Thread
#prefect-server
    m

    Marko Jamedzija

    1 year ago
    Hello 🙂 I’m experiencing a problem with some tasks getting stuck in the
    Running
    state even though the underlying k8s
    RunNamespacedJob
    task completed successfully. I’m using prefect
    0.15.1
    and
    LocalDaskExecutor
    . This happens almost always for the longer-running tasks of this kind. Any suggestion how to resolve this? Thanks!
    Kevin Kho

    Kevin Kho

    1 year ago
    Hey @Marko Jamedzija, for the
    LocalDaskExecutor
    , I’ve seen some people get around this by using processes instead of threads. Are you using processes already?
    m

    Marko Jamedzija

    1 year ago
    Thanks @Kevin Kho! This happened with using
    threads
    . I tried using
    processes
    and indeed this didn’t happen, but still evaluating how much is it gonna affect the resource usage.
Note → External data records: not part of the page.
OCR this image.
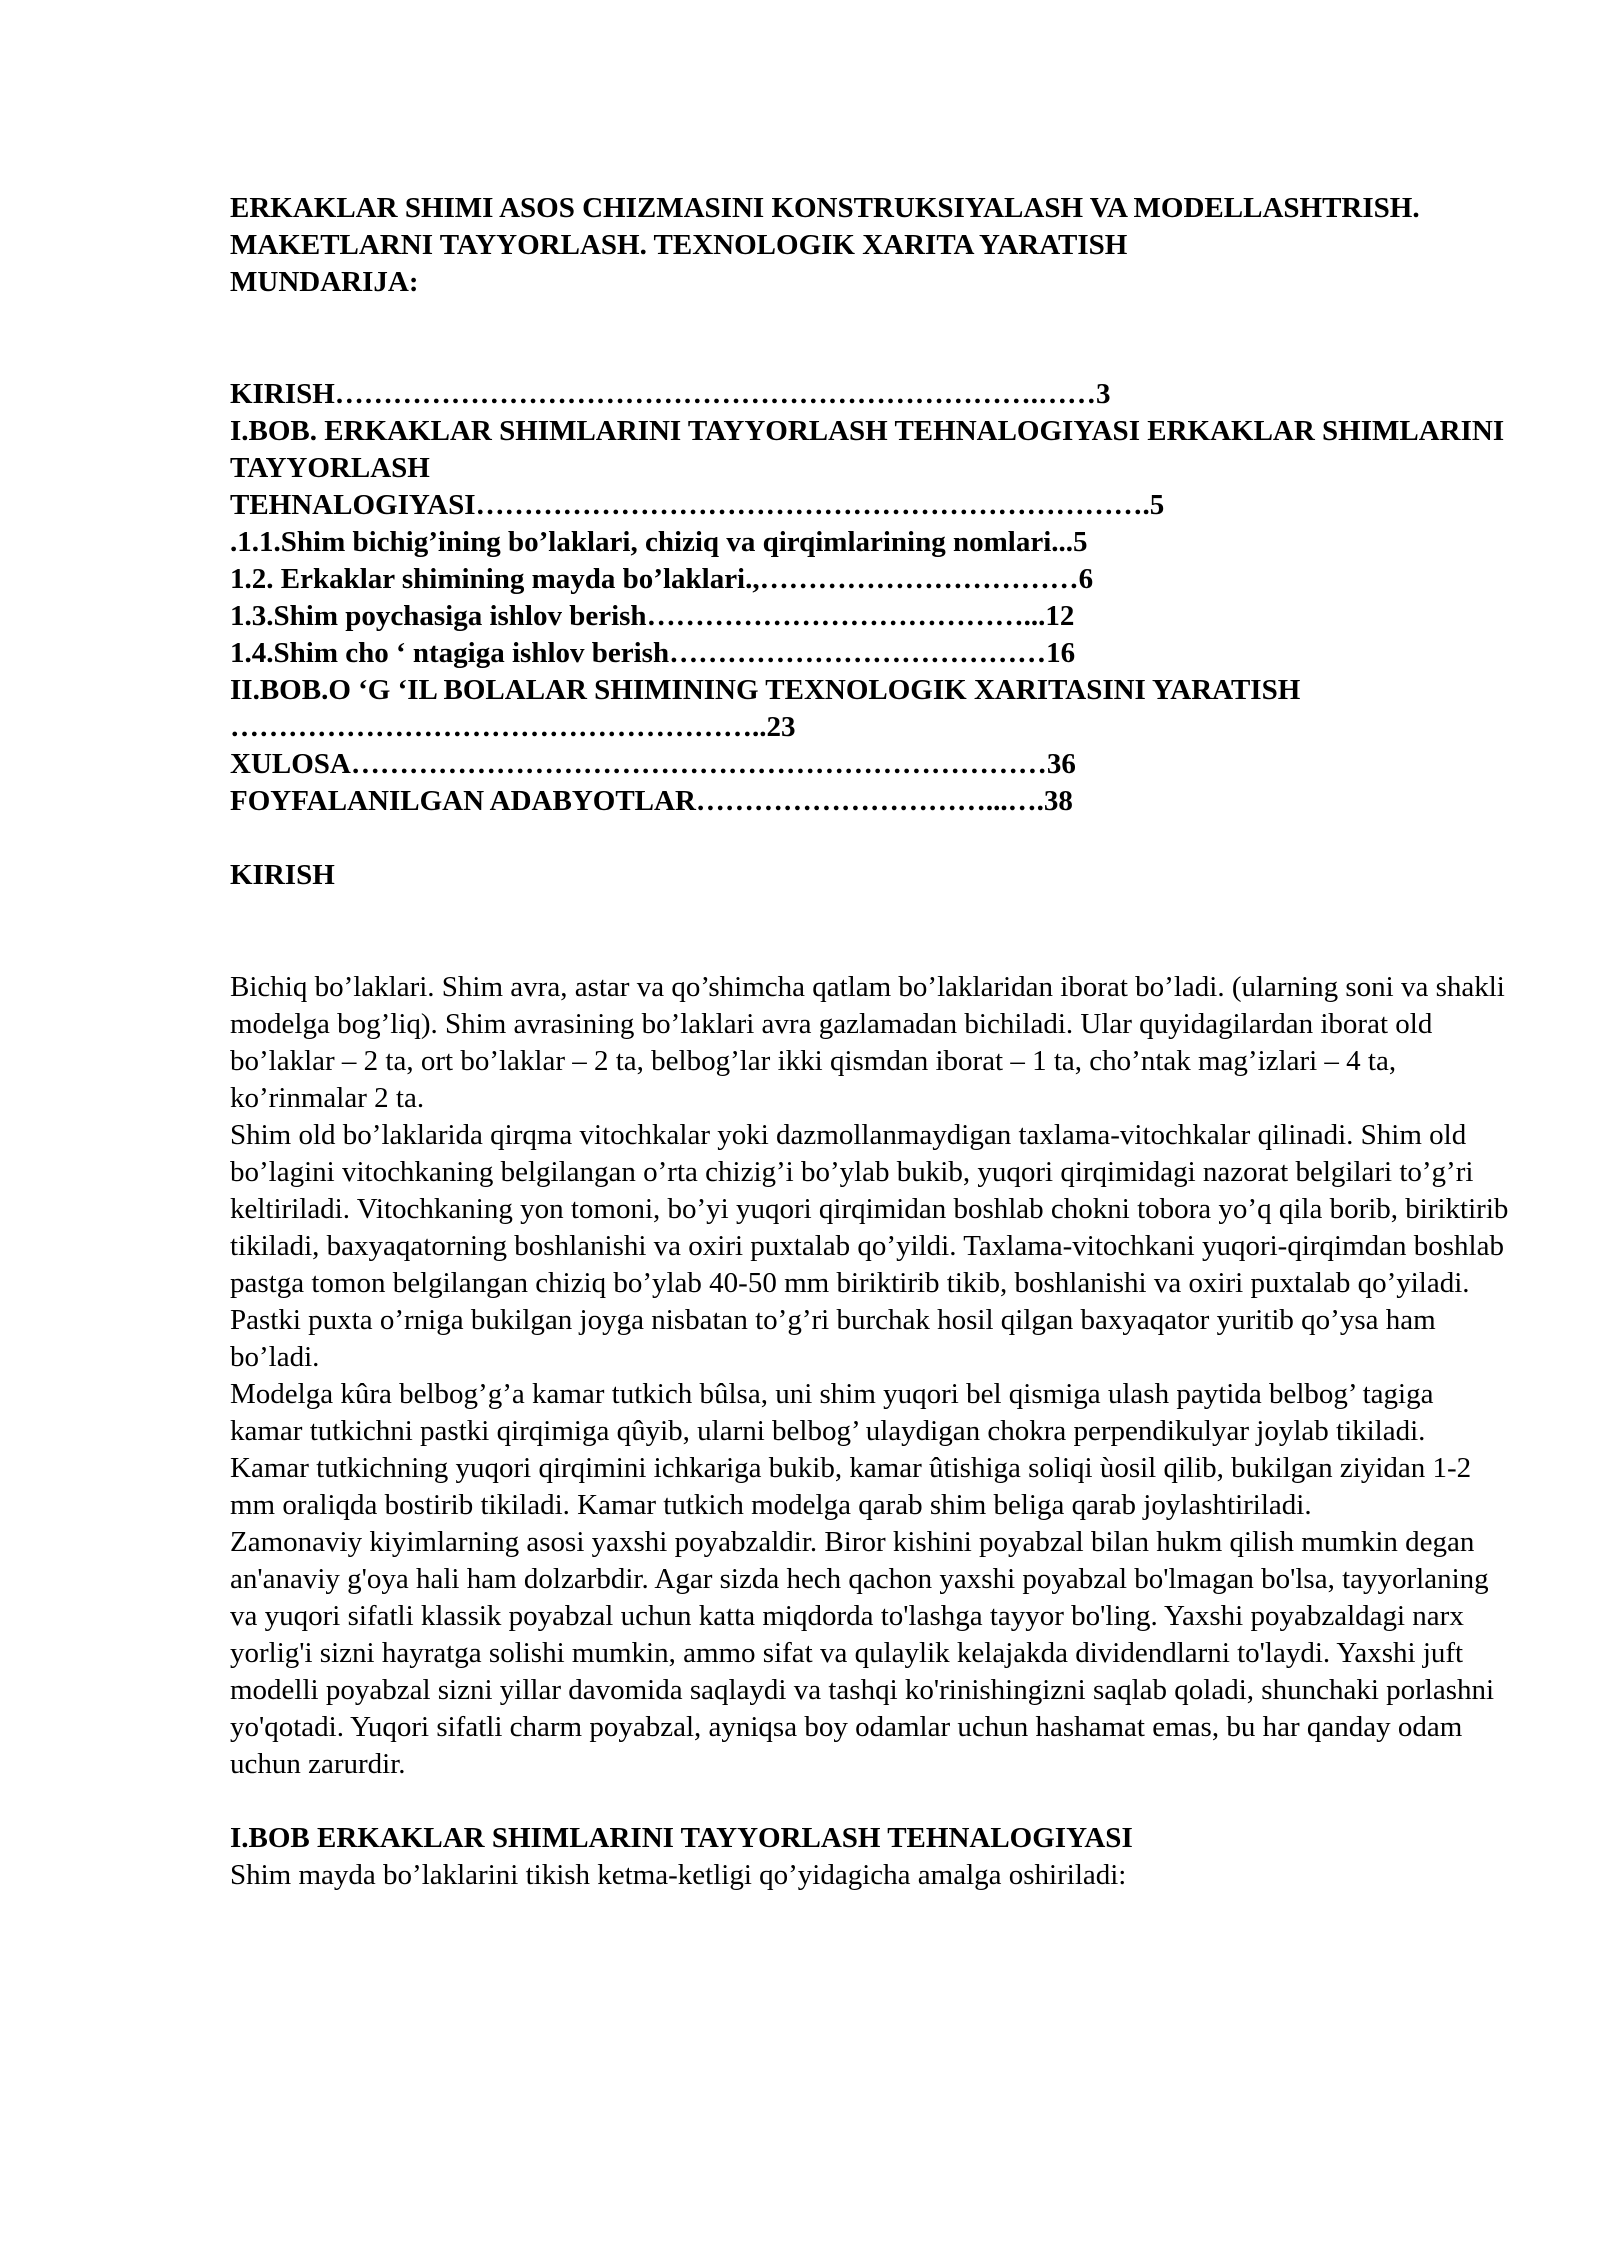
ERKAKLAR SHIMI ASOS CHIZMASINI KONSTRUKSIYALASH VA MODELLASHTRISH. MAKETLARNI TAYYORLASH. TEXNOLOGIK XARITA YARATISH

MUNDARIJA:

KIRISH……………………………………………………………….……3

I.BOB. ERKAKLAR SHIMLARINI TAYYORLASH TEHNALOGIYASI ERKAKLAR SHIMLARINI TAYYORLASH

TEHNALOGIYASI…………………………………………………………….5

.1.1.Shim bichig’ining bo’laklari, chiziq va qirqimlarining nomlari...5

1.2. Erkaklar shimining mayda bo’laklari.,……………………………6

1.3.Shim poychasiga ishlov berish…………………………………...12

1.4.Shim cho ‘ ntagiga ishlov berish…………………………………16

II.BOB.O ‘G ‘IL BOLALAR SHIMINING TEXNOLOGIK XARITASINI YARATISH ………………………………………………..23

XULOSA………………………………………………………………36

FOYFALANILGAN ADABYOTLAR…………………………...….38

KIRISH

Bichiq bo’laklari. Shim avra, astar va qo’shimcha qatlam bo’laklaridan iborat bo’ladi. (ularning soni va shakli modelga bog’liq). Shim avrasining bo’laklari avra gazlamadan bichiladi. Ular quyidagilardan iborat old bo’laklar – 2 ta, ort bo’laklar – 2 ta, belbog’lar ikki qismdan iborat – 1 ta, cho’ntak mag’izlari – 4 ta, ko’rinmalar 2 ta.

Shim old bo’laklarida qirqma vitochkalar yoki dazmollanmaydigan taxlama-vitochkalar qilinadi. Shim old bo’lagini vitochkaning belgilangan o’rta chizig’i bo’ylab bukib, yuqori qirqimidagi nazorat belgilari to’g’ri keltiriladi. Vitochkaning yon tomoni, bo’yi yuqori qirqimidan boshlab chokni tobora yo’q qila borib, biriktirib tikiladi, baxyaqatorning boshlanishi va oxiri puxtalab qo’yildi. Taxlama-vitochkani yuqori-qirqimdan boshlab pastga tomon belgilangan chiziq bo’ylab 40-50 mm biriktirib tikib, boshlanishi va oxiri puxtalab qo’yiladi. Pastki puxta o’rniga bukilgan joyga nisbatan to’g’ri burchak hosil qilgan baxyaqator yuritib qo’ysa ham bo’ladi.

Modelga kûra belbog’g’a kamar tutkich bûlsa, uni shim yuqori bel qismiga ulash paytida belbog’ tagiga kamar tutkichni pastki qirqimiga qûyib, ularni belbog’ ulaydigan chokra perpendikulyar joylab tikiladi. Kamar tutkichning yuqori qirqimini ichkariga bukib, kamar ûtishiga soliqi ùosil qilib, bukilgan ziyidan 1-2 mm oraliqda bostirib tikiladi. Kamar tutkich modelga qarab shim beliga qarab joylashtiriladi.

Zamonaviy kiyimlarning asosi yaxshi poyabzaldir. Biror kishini poyabzal bilan hukm qilish mumkin degan an'anaviy g'oya hali ham dolzarbdir. Agar sizda hech qachon yaxshi poyabzal bo'lmagan bo'lsa, tayyorlaning va yuqori sifatli klassik poyabzal uchun katta miqdorda to'lashga tayyor bo'ling. Yaxshi poyabzaldagi narx yorlig'i sizni hayratga solishi mumkin, ammo sifat va qulaylik kelajakda dividendlarni to'laydi. Yaxshi juft modelli poyabzal sizni yillar davomida saqlaydi va tashqi ko'rinishingizni saqlab qoladi, shunchaki porlashni yo'qotadi. Yuqori sifatli charm poyabzal, ayniqsa boy odamlar uchun hashamat emas, bu har qanday odam uchun zarurdir.

I.BOB ERKAKLAR SHIMLARINI TAYYORLASH TEHNALOGIYASI

Shim mayda bo’laklarini tikish ketma-ketligi qo’yidagicha amalga oshiriladi:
What is your advice here for setting
    num_workers
    more then number of cores?
    I’m only running
    RunNamespacedJob
    tasks, which should be pretty lightweight
    Kevin Kho

    Kevin Kho

    1 year ago
    I wouldn’t know as much so don’t believe me, but I assume you don’t get any gains if
    num_workers
    is more than
    n_cores
    with processes because the resources are already exhausted. If the
    RunNamespacedJob
    is lightweight, the worker should just pick up the next task once that is kicked off.
    m

    Marko Jamedzija

    1 year ago
    Thanks for the explanation Kevin! I’ll do some more tests to see 🙂
    So, I started a flow on k8s using
    KuberenetesRun
    with
    cpu_limit=2
    and used
    LocalDaskExecutor(scheduler="processes", num_workers=4)
    . It did run 4
    RunNamespacedJob
    tasks in parallel successfully, but again got stuck in running the longest one. Do you have any other suggestions how to deal w/ this? Thanks!
    Kevin Kho

    Kevin Kho

    1 year ago
    So I think this can also happen when the Kubernetes pods are unable to get resources. Do you think that the 4 parallel jobs have enough resources to execute in parallel?
    m

    Marko Jamedzija

    1 year ago
    They do. All of them end. Even the one whose task is problematic ends (its k8s job gets executed and deleted). I can confirm this because they are executing SQL queries and I see them completed in the db.
    Kevin Kho

    Kevin Kho

    1 year ago
    Gotcha. At this point, I think the only thing to do is to try bumping up
    cpu_limit
    or reducing
    num_workers
    so that they are 1:1?
    m

    Marko Jamedzija

    1 year ago
    I’m trying to do that now 🙂 But even if it works, it’s a bit of resource overkill imo to use one core per task, when all it has to do is to start a k8s job and monitor until it’s completed.
    Kevin Kho

    Kevin Kho

    1 year ago
    I agree but I think something is potentially going off with the monitoring.
    m

    Marko Jamedzija

    1 year ago
    reducing 
    num_workers
     so that they are 1:1
    This works. I reduced to 2 workers and it’s working. However, I still think this is an issue that needs fixing. I’ll inspect tomorrow more the resource usage in the cluster to be sure, but from what I saw so far it shouldn’t have been the reason for this behaviour 🙂
    Kevin Kho

    Kevin Kho

    1 year ago
    Sounds good, at least we have something functioning for now
    m

    Marko Jamedzija

    1 year ago
    Hey Kevin, just to let you know that I inspected the resources and there was no problem there. My flow’s k8s job was using at most 5% of the CPU and there was enough resources for everything to run in the cluster. Also,
    cpu_limit
    is just used to stop the job if it “outgrows” this resource requirement, and the
    LocalDaskExecutor
    will use the pod available cpu count (which is independent of this value) to create the number of processes (unless it’s overridden w/
    num_workers
    ). From what I managed to conclude it’s the number of cores of underlying node. So for now I will just use nodes with higher CPU count to achieve higher parallelism, but the problem of
    num_workers
    CPUs remains
    🙂 Thanks for the help in any case!